Dud: Finishing ability
This Chargers team is built to play a 30-minute game. It’s that simple. There is zero reason they should have let an inferior Texans team get back into the game after going into halftime up 27-7. You cannot score 27 points in the first half and then punt on your first three second-half drives while the Texans score two touchdowns. You cannot fumble a kickoff return and lose further momentum by allowing Houston to kick a field goal to bring it to 27-24. The Chargers went away from everything that worked in the first half until late into the fourth quarter when they had to. Perhaps the most egregious example was Joshua Kelley’s usage.
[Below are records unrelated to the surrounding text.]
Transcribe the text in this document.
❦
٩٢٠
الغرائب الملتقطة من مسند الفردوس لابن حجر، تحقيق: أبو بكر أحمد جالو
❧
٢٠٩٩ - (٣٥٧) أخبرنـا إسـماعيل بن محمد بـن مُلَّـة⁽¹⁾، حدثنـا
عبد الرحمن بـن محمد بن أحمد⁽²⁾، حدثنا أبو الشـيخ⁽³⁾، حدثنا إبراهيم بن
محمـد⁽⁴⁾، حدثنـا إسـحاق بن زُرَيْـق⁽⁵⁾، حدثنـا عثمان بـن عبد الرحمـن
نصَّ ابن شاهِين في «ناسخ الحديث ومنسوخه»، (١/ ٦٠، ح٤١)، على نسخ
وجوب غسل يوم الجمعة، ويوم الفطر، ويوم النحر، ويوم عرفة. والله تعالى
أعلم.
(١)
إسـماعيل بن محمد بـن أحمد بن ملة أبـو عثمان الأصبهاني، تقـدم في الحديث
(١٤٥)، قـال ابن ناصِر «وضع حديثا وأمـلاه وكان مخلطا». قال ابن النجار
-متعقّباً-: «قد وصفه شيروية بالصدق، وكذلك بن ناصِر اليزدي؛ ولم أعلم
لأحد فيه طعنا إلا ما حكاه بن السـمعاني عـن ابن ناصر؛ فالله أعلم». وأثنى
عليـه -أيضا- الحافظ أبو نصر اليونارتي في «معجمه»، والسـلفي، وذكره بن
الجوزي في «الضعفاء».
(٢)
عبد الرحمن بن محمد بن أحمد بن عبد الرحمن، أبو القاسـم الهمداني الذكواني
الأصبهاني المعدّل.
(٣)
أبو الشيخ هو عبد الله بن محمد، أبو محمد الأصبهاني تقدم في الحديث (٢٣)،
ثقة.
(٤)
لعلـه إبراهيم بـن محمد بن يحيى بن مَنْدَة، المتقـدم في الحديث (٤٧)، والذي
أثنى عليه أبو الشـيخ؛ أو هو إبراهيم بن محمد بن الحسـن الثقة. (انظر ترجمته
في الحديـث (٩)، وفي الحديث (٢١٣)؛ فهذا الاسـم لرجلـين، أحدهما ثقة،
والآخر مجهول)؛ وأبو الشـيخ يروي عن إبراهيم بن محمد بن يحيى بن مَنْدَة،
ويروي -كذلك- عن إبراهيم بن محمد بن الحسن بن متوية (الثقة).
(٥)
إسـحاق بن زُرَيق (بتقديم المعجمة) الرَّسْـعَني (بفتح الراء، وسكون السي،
Kelley looked like LA’s best rusher in the first half, consistently getting 6, 7, and 8 yards per carry. Yet in the second half, it was all Sony Michel, who continues to be ineffective. I understand you want to get Michel going in a game that should be all but won when you’re up 20. But at some point, you must ride the hot hand, which goes for the entire team. Learn to play a 60-minute game, otherwise, better teams than this can and will beat you.